Ne reste alors pour Brandon que d’autres lieux à explorer : des night-clubs branchés où ses collègues et lui se livrent à de pathétiques séances de drague, des wagons de métro où se mêlent clochards mutiques et jeunes femmes aussi sublimes que potentiellement nymphos, et même une boîte de nuit homosexuelle où le héros se laissera aller à une fellation brutale dans un élan purement nihiliste. Car voilà, seul le sexe finit par dévorer Brandon. Le film n’est d’ailleurs pas tant le récit d’une addiction sexuelle inexpliquée que celui d’une quête d’absolu où le sexe, qu’il soit concret ou virtuel, aurait transformé le rapport à autrui chez l’homme d’aujourd’hui. Entre un rejet total du sentiment amoureux et une multiplicité des outils sexuels (surtout Internet et ses réseaux de prostitution en ligne), Brandon ne vit que pour le sexe, et seulement si celui-ci est dénué de tout autre enjeu. Pour preuve, un simple dîner au restaurant avec une jeune collègue de travail, et c’est l’apparition des fêlures : elle essaie de lui faire avaler l’idée d’une romance durable, il joue l’esquive en tentant de dissimuler son inconfort par l’humour et la désinvolture. Une simple caresse durant un rapport sexuel qui s’éternise le long d’un plan-séquence mémorable, et c’est le blocage total pour lui. Pas de sentiments durant l’acte, juste l’acte, la pure jouissance de l’instant, la sensation qui s’active. Le reste, tout ce qui semble être « normal » en général, devient alors une menace d’anormalité pour lui. En faisant durer l’action au travers de plans fixes qui s’éternisent, Steve McQueen fouille jusqu’au bout les abîmes de son antihéros et en révèle les paradoxes, lesquels lorgnent vers quelque chose de métaphysique, d’indiscernable.
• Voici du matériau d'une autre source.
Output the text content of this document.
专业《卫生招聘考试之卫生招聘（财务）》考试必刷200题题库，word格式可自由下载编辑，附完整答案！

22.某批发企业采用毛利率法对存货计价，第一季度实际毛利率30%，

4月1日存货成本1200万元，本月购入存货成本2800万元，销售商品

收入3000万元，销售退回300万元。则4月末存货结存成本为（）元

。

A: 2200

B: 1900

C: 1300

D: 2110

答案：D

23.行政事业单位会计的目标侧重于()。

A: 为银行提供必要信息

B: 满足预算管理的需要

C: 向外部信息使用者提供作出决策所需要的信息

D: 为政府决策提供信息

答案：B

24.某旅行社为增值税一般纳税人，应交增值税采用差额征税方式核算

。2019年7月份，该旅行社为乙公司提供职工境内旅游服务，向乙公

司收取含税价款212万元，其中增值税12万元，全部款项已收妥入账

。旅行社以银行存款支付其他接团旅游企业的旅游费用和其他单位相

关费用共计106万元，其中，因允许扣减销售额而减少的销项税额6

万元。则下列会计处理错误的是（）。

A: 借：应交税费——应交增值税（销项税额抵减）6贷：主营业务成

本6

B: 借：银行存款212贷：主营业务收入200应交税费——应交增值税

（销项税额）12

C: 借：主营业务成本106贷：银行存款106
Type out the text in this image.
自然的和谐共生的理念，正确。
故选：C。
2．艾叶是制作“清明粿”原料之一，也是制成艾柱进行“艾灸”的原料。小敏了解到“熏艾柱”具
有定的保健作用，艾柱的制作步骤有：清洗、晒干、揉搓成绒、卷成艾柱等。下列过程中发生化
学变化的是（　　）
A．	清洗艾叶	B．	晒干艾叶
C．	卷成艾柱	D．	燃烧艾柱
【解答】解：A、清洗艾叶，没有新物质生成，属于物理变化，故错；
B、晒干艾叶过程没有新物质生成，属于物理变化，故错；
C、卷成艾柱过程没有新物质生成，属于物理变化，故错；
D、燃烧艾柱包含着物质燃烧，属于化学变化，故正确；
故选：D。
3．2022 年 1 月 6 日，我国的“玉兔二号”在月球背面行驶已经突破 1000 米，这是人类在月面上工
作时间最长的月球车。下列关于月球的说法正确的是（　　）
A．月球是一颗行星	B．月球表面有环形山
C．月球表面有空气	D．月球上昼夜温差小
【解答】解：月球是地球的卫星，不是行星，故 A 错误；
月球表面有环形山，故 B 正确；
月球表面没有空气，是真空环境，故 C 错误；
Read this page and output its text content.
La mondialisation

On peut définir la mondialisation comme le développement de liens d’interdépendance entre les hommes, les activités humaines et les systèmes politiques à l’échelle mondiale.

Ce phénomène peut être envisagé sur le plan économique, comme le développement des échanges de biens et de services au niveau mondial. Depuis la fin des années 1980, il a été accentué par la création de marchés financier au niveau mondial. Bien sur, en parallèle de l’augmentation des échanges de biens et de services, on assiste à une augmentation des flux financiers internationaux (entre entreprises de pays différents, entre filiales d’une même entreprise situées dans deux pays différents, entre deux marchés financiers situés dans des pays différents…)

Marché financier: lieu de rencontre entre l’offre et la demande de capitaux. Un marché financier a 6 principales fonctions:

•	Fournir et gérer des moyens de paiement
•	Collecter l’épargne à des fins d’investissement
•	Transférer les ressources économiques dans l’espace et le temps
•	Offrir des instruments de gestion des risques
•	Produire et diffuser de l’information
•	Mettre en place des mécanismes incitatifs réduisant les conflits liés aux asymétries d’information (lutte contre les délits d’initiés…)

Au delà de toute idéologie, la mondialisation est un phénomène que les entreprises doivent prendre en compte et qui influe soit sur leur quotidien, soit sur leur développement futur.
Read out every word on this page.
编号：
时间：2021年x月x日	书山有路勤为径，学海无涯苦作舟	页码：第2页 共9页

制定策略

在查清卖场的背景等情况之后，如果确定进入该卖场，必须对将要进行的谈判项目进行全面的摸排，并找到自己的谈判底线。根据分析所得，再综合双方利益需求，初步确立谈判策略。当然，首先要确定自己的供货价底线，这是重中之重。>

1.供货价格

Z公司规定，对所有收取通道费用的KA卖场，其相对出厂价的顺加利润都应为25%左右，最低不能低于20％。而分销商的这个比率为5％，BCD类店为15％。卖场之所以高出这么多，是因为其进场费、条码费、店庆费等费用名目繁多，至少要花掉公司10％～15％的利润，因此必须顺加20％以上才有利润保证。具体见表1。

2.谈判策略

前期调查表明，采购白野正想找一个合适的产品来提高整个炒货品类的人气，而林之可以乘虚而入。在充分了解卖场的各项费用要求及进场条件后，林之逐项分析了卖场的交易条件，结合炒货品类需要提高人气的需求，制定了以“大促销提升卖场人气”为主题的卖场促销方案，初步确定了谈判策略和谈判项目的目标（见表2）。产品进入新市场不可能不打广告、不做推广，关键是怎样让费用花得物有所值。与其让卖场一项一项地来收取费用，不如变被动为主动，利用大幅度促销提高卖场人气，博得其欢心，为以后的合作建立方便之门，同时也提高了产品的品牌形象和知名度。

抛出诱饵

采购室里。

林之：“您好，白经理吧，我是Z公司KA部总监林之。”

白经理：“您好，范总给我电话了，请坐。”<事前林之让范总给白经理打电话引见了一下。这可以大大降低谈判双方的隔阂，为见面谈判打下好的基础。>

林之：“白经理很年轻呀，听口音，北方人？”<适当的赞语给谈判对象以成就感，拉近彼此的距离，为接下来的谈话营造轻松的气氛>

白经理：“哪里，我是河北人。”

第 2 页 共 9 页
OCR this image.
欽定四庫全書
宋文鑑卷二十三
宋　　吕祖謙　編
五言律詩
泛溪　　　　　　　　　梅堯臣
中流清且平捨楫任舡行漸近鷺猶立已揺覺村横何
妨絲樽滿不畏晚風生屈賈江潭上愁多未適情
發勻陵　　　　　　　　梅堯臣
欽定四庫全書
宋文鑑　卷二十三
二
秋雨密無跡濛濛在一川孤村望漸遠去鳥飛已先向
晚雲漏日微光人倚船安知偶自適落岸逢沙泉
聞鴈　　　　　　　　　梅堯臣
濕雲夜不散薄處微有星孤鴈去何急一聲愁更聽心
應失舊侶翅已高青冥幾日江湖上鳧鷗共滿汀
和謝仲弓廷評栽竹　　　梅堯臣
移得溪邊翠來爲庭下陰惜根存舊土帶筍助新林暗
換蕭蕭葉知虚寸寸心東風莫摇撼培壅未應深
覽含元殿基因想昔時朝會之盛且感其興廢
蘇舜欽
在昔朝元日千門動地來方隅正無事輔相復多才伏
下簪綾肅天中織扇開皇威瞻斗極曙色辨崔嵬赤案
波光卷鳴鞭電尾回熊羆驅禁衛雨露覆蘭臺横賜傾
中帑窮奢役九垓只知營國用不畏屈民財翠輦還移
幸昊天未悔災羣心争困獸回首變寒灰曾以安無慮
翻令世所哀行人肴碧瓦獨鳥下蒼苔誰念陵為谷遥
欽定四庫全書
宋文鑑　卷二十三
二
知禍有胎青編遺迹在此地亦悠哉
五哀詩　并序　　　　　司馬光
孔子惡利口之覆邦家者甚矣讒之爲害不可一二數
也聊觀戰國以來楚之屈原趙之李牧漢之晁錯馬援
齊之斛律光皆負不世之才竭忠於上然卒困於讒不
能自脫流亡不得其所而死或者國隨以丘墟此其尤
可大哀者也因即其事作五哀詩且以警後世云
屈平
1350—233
La présence de la sœur, Sissy, incarnée par une sensationnelle Carey Mulligan qui assoit pour de bon son statut d’actrice indispensable (rajoutant ainsi un nouveau grand film pour sa filmo de 2011 après Drive et Never let me go), est donc une menace pour le héros, celle-ci n’ayant aucune attache, dévoilant son intimité de façon involontaire, cassant le rythme de son existence morne et minutée. Sissy forme l’intrus qui vient révéler l’impasse du corps de son frère, comme en témoigne les colères répétées entre les deux, et surtout cette scène inoubliable où la chanson New York New York, entonnée par Sissy, apporte un semblant de chaleur humaine auprès du frère, lequel ne peut alors s’empêcher de verser une larme. Aurait-il honte de lui-même à ce moment précis ? Mais d’un autre côté, cette sœur, délurée et borderline, ne serait-elle pas aussi un peu honteuse de chambouler l’existence rangée de son frère, très établi dans la société et sans cesse d’une très grande autonomie par rapport à elle ? Et que dire de ce patron marié qui se livre à de la drague minable auprès de quelques jeunes femmes dans les bars new-yorkais les plus branchés ?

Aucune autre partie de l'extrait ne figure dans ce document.